Avant le chapitre 1er du titre II de la loi n° 86-1067 du 30 septembre 1986 relative à la liberté de communication, il est inséré un article 20-1 ainsi rédigé :

- Art. 20-1. - L'emploi du français est obligatoire dans l'ensemble des émissions et des messages publicitaires des organismes et services de radiodiffusion sonore ou télévisuelle, quel que soit leur mode de diffusion ou de distribution, à l'exception des œuvres cinématographiques et audiovisuelles en version originale.

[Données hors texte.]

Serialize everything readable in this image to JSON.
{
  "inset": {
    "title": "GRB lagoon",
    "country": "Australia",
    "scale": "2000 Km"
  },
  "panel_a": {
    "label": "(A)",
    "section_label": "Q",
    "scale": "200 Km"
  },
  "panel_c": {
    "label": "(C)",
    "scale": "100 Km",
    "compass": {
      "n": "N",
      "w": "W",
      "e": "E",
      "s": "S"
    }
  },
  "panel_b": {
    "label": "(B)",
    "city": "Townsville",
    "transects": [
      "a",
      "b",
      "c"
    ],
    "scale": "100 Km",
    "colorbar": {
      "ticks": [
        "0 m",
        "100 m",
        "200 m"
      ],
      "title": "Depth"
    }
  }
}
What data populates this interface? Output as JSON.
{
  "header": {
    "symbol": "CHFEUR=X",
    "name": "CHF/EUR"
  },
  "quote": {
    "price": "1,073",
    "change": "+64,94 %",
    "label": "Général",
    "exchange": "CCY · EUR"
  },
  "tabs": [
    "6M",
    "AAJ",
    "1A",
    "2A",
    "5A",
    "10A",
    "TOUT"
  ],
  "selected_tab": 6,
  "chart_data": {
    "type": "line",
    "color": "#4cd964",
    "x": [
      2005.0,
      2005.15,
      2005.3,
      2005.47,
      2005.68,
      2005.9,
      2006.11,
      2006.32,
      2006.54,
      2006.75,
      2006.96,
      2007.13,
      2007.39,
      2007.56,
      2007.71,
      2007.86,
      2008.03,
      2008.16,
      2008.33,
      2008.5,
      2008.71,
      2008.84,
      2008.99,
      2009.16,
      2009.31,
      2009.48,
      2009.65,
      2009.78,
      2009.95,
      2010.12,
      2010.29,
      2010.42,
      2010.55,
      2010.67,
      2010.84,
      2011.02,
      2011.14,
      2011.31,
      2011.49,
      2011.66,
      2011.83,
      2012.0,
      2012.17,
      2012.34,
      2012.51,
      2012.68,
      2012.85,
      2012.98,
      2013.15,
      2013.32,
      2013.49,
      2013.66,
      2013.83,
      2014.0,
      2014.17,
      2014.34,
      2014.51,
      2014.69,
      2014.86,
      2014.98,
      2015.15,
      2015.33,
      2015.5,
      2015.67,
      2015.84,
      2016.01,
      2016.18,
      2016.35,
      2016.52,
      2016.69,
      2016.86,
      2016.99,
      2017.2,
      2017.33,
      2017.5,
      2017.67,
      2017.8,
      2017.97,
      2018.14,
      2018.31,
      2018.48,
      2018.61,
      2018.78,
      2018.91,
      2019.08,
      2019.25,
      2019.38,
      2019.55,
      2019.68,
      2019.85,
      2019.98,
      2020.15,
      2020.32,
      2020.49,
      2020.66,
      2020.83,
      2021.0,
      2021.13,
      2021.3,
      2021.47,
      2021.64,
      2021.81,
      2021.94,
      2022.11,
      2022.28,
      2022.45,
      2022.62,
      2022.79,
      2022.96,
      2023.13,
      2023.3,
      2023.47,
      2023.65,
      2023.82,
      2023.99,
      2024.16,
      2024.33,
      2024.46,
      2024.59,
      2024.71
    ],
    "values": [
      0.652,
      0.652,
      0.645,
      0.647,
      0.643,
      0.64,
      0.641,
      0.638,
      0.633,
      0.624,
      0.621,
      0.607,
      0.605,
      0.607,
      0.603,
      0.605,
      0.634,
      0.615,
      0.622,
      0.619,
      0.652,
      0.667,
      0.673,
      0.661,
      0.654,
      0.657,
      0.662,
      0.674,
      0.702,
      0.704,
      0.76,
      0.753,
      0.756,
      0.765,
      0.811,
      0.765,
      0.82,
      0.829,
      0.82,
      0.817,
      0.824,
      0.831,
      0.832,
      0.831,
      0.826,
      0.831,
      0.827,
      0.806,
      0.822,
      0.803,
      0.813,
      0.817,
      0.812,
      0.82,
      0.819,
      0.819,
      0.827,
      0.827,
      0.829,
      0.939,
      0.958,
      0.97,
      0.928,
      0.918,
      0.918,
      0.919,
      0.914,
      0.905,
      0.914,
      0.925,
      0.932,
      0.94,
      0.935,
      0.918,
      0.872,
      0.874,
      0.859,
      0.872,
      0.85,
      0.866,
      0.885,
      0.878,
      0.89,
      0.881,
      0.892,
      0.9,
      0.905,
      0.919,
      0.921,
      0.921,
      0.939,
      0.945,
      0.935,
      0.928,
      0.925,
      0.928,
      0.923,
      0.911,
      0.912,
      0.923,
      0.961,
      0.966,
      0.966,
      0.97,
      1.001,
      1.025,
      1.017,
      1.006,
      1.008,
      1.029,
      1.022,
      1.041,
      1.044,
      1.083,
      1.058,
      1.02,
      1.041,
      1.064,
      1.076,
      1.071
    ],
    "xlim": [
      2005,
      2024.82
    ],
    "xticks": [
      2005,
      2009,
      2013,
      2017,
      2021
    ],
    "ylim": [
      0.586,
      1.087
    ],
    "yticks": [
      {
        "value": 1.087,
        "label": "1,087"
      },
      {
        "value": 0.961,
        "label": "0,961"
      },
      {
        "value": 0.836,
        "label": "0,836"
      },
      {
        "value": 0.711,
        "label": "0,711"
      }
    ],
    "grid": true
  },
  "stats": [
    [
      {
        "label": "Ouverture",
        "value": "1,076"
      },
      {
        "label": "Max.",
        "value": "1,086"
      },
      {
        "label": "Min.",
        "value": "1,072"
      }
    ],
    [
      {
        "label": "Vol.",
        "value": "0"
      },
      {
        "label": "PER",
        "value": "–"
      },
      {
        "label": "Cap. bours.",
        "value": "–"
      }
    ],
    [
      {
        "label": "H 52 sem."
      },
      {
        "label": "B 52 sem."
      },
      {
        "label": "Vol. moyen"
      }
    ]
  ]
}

- Sous réserve des dispositions du 2 bis de l'article 28 de la présente loi, l'alinéa précédent ne s'applique pas aux œuvres musicales dont le texte est, en tout ou partie, rédigé en langue étrangère.

- L'obligation prévue au premier alinéa n'est pas applicable aux programmes, parties de programme ou publicités incluses dans ces derniers qui sont conçus pour être intégralement diffusés en langue étrangère ou dont la finalité est l'apprentissage d'une langue, ni aux retransmissions de cérémonies culturelles.

- Lorsque les émissions ou les messages publicitaires visés au premier alinéa du présent article sont accompagnés de traductions en langues étrangères, la présentation en français doit être aussi lisible, audible ou intelligible que la présentation en langue étrangère.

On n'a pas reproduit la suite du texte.